思わずツッコミを入れたが、また謎が増えた。


「……『セステナ号』って何? 」


「マッカ船長のあの船だよ。ーーおい、間違ってもこぼすなよ? 」


「星かなんかの名前? 」


「いや、正確には、『世界中の素敵なものをあなたに』号という」


完全に意表をつかれた。どうツッコめばいいものか。


「……それは……なんちゅうか、センスが……」


「マッカ船長のセンスだよ。……まあ、オマエが忘れるのは、確かにオレのせいだよね。今度はちゃんと、いろいろ説明して、馴れてから利用、いや、協力させるから」


「イヤイヤイヤ、何でかなー。何で上からなんかなー。言葉言い換えても、ニュアンス一緒やから」


 それにしても、手間がかかるわりに、出来上がる結晶の少ないこと。以前レフが、塩コショウのようにぱっぱっと振り掛けていたのを思い出し、青谷のじいさんが薬を飲む時使っている、耳掻きのような匙を、使うように言おうと思った。

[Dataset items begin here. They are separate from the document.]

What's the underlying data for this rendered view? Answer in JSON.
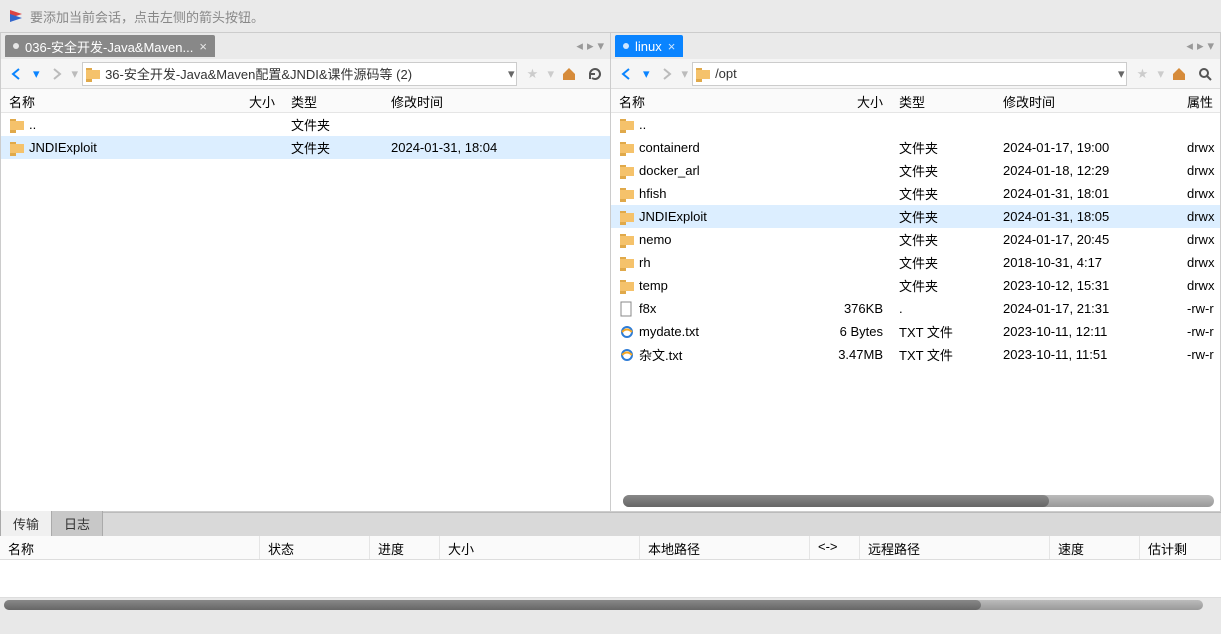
{
  "hint": "要添加当前会话，点击左侧的箭头按钮。",
  "left": {
    "tab": "036-安全开发-Java&Maven...",
    "path": "36-安全开发-Java&Maven配置&JNDI&课件源码等 (2)",
    "cols": {
      "name": "名称",
      "size": "大小",
      "type": "类型",
      "mod": "修改时间"
    },
    "rows": [
      {
        "name": "..",
        "size": "",
        "type": "文件夹",
        "mod": "",
        "icon": "folder",
        "sel": false
      },
      {
        "name": "JNDIExploit",
        "size": "",
        "type": "文件夹",
        "mod": "2024-01-31, 18:04",
        "icon": "folder",
        "sel": true
      }
    ]
  },
  "right": {
    "tab": "linux",
    "path": "/opt",
    "cols": {
      "name": "名称",
      "size": "大小",
      "type": "类型",
      "mod": "修改时间",
      "attr": "属性"
    },
    "rows": [
      {
        "name": "..",
        "size": "",
        "type": "",
        "mod": "",
        "attr": "",
        "icon": "folder",
        "sel": false
      },
      {
        "name": "containerd",
        "size": "",
        "type": "文件夹",
        "mod": "2024-01-17, 19:00",
        "attr": "drwx",
        "icon": "folder",
        "sel": false
      },
      {
        "name": "docker_arl",
        "size": "",
        "type": "文件夹",
        "mod": "2024-01-18, 12:29",
        "attr": "drwx",
        "icon": "folder",
        "sel": false
      },
      {
        "name": "hfish",
        "size": "",
        "type": "文件夹",
        "mod": "2024-01-31, 18:01",
        "attr": "drwx",
        "icon": "folder",
        "sel": false
      },
      {
        "name": "JNDIExploit",
        "size": "",
        "type": "文件夹",
        "mod": "2024-01-31, 18:05",
        "attr": "drwx",
        "icon": "folder",
        "sel": true
      },
      {
        "name": "nemo",
        "size": "",
        "type": "文件夹",
        "mod": "2024-01-17, 20:45",
        "attr": "drwx",
        "icon": "folder",
        "sel": false
      },
      {
        "name": "rh",
        "size": "",
        "type": "文件夹",
        "mod": "2018-10-31, 4:17",
        "attr": "drwx",
        "icon": "folder",
        "sel": false
      },
      {
        "name": "temp",
        "size": "",
        "type": "文件夹",
        "mod": "2023-10-12, 15:31",
        "attr": "drwx",
        "icon": "folder",
        "sel": false
      },
      {
        "name": "f8x",
        "size": "376KB",
        "type": ".",
        "mod": "2024-01-17, 21:31",
        "attr": "-rw-r",
        "icon": "file",
        "sel": false
      },
      {
        "name": "mydate.txt",
        "size": "6 Bytes",
        "type": "TXT 文件",
        "mod": "2023-10-11, 12:11",
        "attr": "-rw-r",
        "icon": "ie",
        "sel": false
      },
      {
        "name": "杂文.txt",
        "size": "3.47MB",
        "type": "TXT 文件",
        "mod": "2023-10-11, 11:51",
        "attr": "-rw-r",
        "icon": "ie",
        "sel": false
      }
    ]
  },
  "bottomTabs": {
    "transfer": "传输",
    "log": "日志"
  },
  "transferCols": {
    "name": "名称",
    "status": "状态",
    "progress": "进度",
    "size": "大小",
    "local": "本地路径",
    "dir": "<->",
    "remote": "远程路径",
    "speed": "速度",
    "eta": "估计剩"
  }
}
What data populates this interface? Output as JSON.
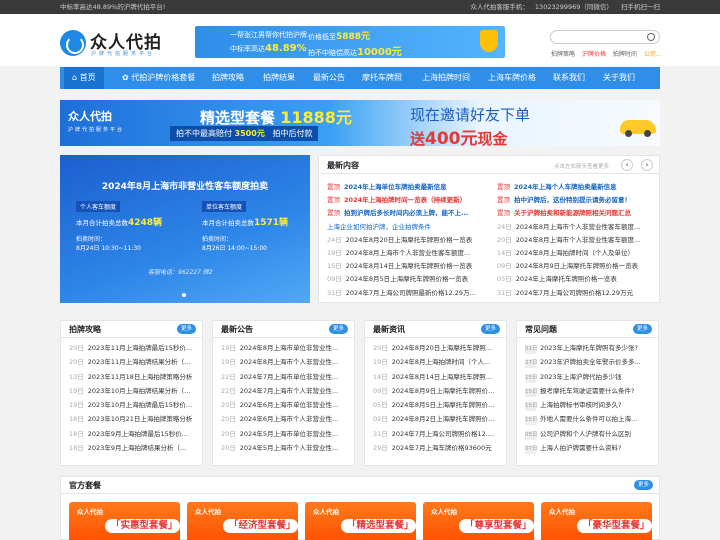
{
  "topbar": {
    "left": "中标率高达48.89%的沪牌代拍平台!",
    "phone_label": "众人代拍客服手机：",
    "phone": "13023299969（同微信）",
    "scan": "扫手机扫一扫"
  },
  "logo": {
    "name": "众人代拍",
    "sub": "沪牌代拍服务平台"
  },
  "header_banner": {
    "line1": "一帮张江男帮你代拍沪牌",
    "price_label": "价格低至",
    "price": "5888元",
    "rate_label": "中标率高达",
    "rate": "48.89%",
    "comp_label": "拍不中赔偿高达",
    "comp": "10000元"
  },
  "search": {
    "placeholder": ""
  },
  "header_links": [
    "拍牌策略",
    "沪牌价格",
    "拍牌时间",
    "公司..."
  ],
  "nav": [
    "首页",
    "代拍沪牌价格套餐",
    "拍牌攻略",
    "拍牌结果",
    "最新公告",
    "摩托车牌照",
    "上海拍牌时间",
    "上海车牌价格",
    "联系我们",
    "关于我们"
  ],
  "wide_banner": {
    "logo": "众人代拍",
    "logo_sub": "沪牌代拍服务平台",
    "title": "精选型套餐",
    "price": "11888元",
    "sub_a": "拍不中最高赔付",
    "sub_b": "3500元",
    "sub_c": "拍中后付款",
    "invite": "现在邀请好友下单",
    "cash_a": "送",
    "cash_b": "400元",
    "cash_c": "现金"
  },
  "slide": {
    "title": "2024年8月上海市非营业性客车额度拍卖",
    "left_tag": "个人客车额度",
    "left_text": "本月合计拍卖总数",
    "left_num": "4248辆",
    "right_tag": "单位客车额度",
    "right_text": "本月合计拍卖总数",
    "right_num": "1571辆",
    "left_time_label": "拍卖时间：",
    "left_time": "8月24日 10:30~11:30",
    "right_time_label": "拍卖时间：",
    "right_time": "8月26日 14:00~15:00",
    "hotline": "客服电话：962227 转2"
  },
  "news": {
    "title": "最新内容",
    "hint": "点击左右箭头查看更多",
    "prev": "‹",
    "next": "›",
    "left": [
      {
        "mark": "置顶",
        "text": "2024年上海单位车牌拍卖最新信息",
        "style": "blue-bold"
      },
      {
        "mark": "置顶",
        "text": "2024年上海拍牌时间一览表（持续更新）",
        "style": "red-bold"
      },
      {
        "mark": "置顶",
        "text": "拍到沪牌后多长时间内必须上牌，能不上...",
        "style": "blue-bold"
      },
      {
        "mark": "",
        "text": "上海企业如何拍沪牌，企业拍牌条件",
        "style": "blue"
      },
      {
        "mark": "24日",
        "text": "2024年8月20日上海摩托车牌照价格一览表",
        "style": ""
      },
      {
        "mark": "19日",
        "text": "2024年8月上海市个人非营业性客车额度...",
        "style": ""
      },
      {
        "mark": "15日",
        "text": "2024年8月14日上海摩托车牌照价格一览表",
        "style": ""
      },
      {
        "mark": "09日",
        "text": "2024年8月5日上海摩托车牌照价格一览表",
        "style": ""
      },
      {
        "mark": "31日",
        "text": "2024年7月上海公司牌照最新价格12.29万...",
        "style": ""
      }
    ],
    "right": [
      {
        "mark": "置顶",
        "text": "2024年上海个人车牌拍卖最新信息",
        "style": "blue-bold"
      },
      {
        "mark": "置顶",
        "text": "拍中沪牌后，这份特别提示请务必留意！",
        "style": "blue-bold"
      },
      {
        "mark": "置顶",
        "text": "关于沪牌拍卖和新能源牌照相关问题汇总",
        "style": "red-bold"
      },
      {
        "mark": "24日",
        "text": "2024年8月上海市个人非营业性客车额度...",
        "style": ""
      },
      {
        "mark": "20日",
        "text": "2024年8月上海市个人非营业性客车额度...",
        "style": ""
      },
      {
        "mark": "14日",
        "text": "2024年8月上海拍牌时间（个人及单位）",
        "style": ""
      },
      {
        "mark": "09日",
        "text": "2024年8月9日上海摩托车牌照价格一览表",
        "style": ""
      },
      {
        "mark": "05日",
        "text": "2024年上海摩托车牌照价格一览表",
        "style": ""
      },
      {
        "mark": "31日",
        "text": "2024年7月上海公司牌照价格12.29万元",
        "style": ""
      }
    ]
  },
  "boxes": [
    {
      "title": "拍牌攻略",
      "more": "更多",
      "items": [
        {
          "d": "20日",
          "t": "2023年11月上海拍牌最后15秒价..."
        },
        {
          "d": "20日",
          "t": "2023年11月上海拍牌结果分析（..."
        },
        {
          "d": "13日",
          "t": "2023年11月18日上海拍牌策略分析"
        },
        {
          "d": "19日",
          "t": "2023年10月上海拍牌结果分析（..."
        },
        {
          "d": "19日",
          "t": "2023年10月上海拍牌最后15秒价..."
        },
        {
          "d": "18日",
          "t": "2023年10月21日上海拍牌策略分析"
        },
        {
          "d": "18日",
          "t": "2023年9月上海拍牌最后15秒价..."
        },
        {
          "d": "18日",
          "t": "2023年9月上海拍牌结果分析（..."
        }
      ]
    },
    {
      "title": "最新公告",
      "more": "更多",
      "items": [
        {
          "d": "19日",
          "t": "2024年8月上海市单位非营业性..."
        },
        {
          "d": "19日",
          "t": "2024年8月上海市个人非营业性..."
        },
        {
          "d": "22日",
          "t": "2024年7月上海市单位非营业性..."
        },
        {
          "d": "22日",
          "t": "2024年7月上海市个人非营业性..."
        },
        {
          "d": "20日",
          "t": "2024年6月上海市单位非营业性..."
        },
        {
          "d": "20日",
          "t": "2024年6月上海市个人非营业性..."
        },
        {
          "d": "20日",
          "t": "2024年5月上海市单位非营业性..."
        },
        {
          "d": "20日",
          "t": "2024年5月上海市个人非营业性..."
        }
      ]
    },
    {
      "title": "最新资讯",
      "more": "更多",
      "items": [
        {
          "d": "20日",
          "t": "2024年8月20日上海摩托车牌照..."
        },
        {
          "d": "19日",
          "t": "2024年8月上海拍牌时间（个人..."
        },
        {
          "d": "14日",
          "t": "2024年8月14日上海摩托车牌照..."
        },
        {
          "d": "09日",
          "t": "2024年8月9日上海摩托车牌照价..."
        },
        {
          "d": "05日",
          "t": "2024年8月5日上海摩托车牌照价..."
        },
        {
          "d": "02日",
          "t": "2024年8月2日上海摩托车牌照价..."
        },
        {
          "d": "31日",
          "t": "2024年7月上海公司牌照价格12...."
        },
        {
          "d": "29日",
          "t": "2024年7月上海车牌价格93600元"
        }
      ]
    },
    {
      "title": "常见问题",
      "more": "更多",
      "items": [
        {
          "d": "01日",
          "t": "2023年上海摩托车牌照有多少张?"
        },
        {
          "d": "27日",
          "t": "2023年沪牌拍卖全年警示价多多..."
        },
        {
          "d": "15日",
          "t": "2023年上海沪牌代拍多少钱"
        },
        {
          "d": "15日",
          "t": "报考摩托车驾驶证需要什么条件?"
        },
        {
          "d": "15日",
          "t": "上海拍牌标书审核时间多久?"
        },
        {
          "d": "15日",
          "t": "外地人需要什么条件可以拍上海..."
        },
        {
          "d": "05日",
          "t": "公司沪牌和个人沪牌有什么区别"
        },
        {
          "d": "07日",
          "t": "上海人拍沪牌需要什么资料?"
        }
      ]
    }
  ],
  "packages": {
    "title": "官方套餐",
    "more": "更多",
    "items": [
      {
        "logo": "众人代拍",
        "name": "「实惠型套餐」"
      },
      {
        "logo": "众人代拍",
        "name": "「经济型套餐」"
      },
      {
        "logo": "众人代拍",
        "name": "「精选型套餐」"
      },
      {
        "logo": "众人代拍",
        "name": "「尊享型套餐」"
      },
      {
        "logo": "众人代拍",
        "name": "「豪华型套餐」"
      }
    ]
  }
}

 レフは、慣れた手つきで器を回しながら、話を続けた。


「まあ、詳しいことはまた話すけど、要するにオレは、あの嵐から船を助けたいんだ。もしそれが出来ないなら、せめて船長と乗組員の皆を助けたい。オマエにはそれに協力してほしいんだよ」


 その想いには気付いていた。しかし。


「……分かるよ? 俺がレフやったら、やっぱり同じこと考える。だけど、歴史が変わるんやろ? もしかしたらもっと沢山の人が死ぬようなことが起きるかもしれんやんか。そんな気軽に『よっしゃ』ゆうわけにいかん」


「だよね。……まあ、今のはただ、オレの望みを言っただけだから、ポーも交えて、話し合いたいんだよね。オレだって、自分のために、世界を犠牲にしたいなんて思ってないから」


 きっと、アケルナルに来てから、長い間、一人で考え続けていたのだろう。レフはぶっきらぼうだし、ちょっといい加減なところもあるが、決して悪い奴ではない、と思う。一緒に考えてやるくらいは、いいのではないか。それこそ『乗りかかった船』だ。


「そうや。俺な、帰ったとき、前に自分が何て言ったか、覚えてへんで、なんか適当に言ってもた。そういうちょっとした間違いでも、歴史は変わってまうのんか? 」


「そのくらいじゃ、ほとんどなにも変わらないよ。せいぜいオマエが不幸になるとか、そんなもん」


「せいぜいってなんや」


「それはおいといて、オマエさ、気になってたんだけど、何で今回は丁寧語じゃないの? 」


「……2回目やから」


 自分ではあまり気にしていなかったが、本当は多分、レフに親しみを感じ始めていたからだと思う。けれどそれは何となく、言いたくなかった。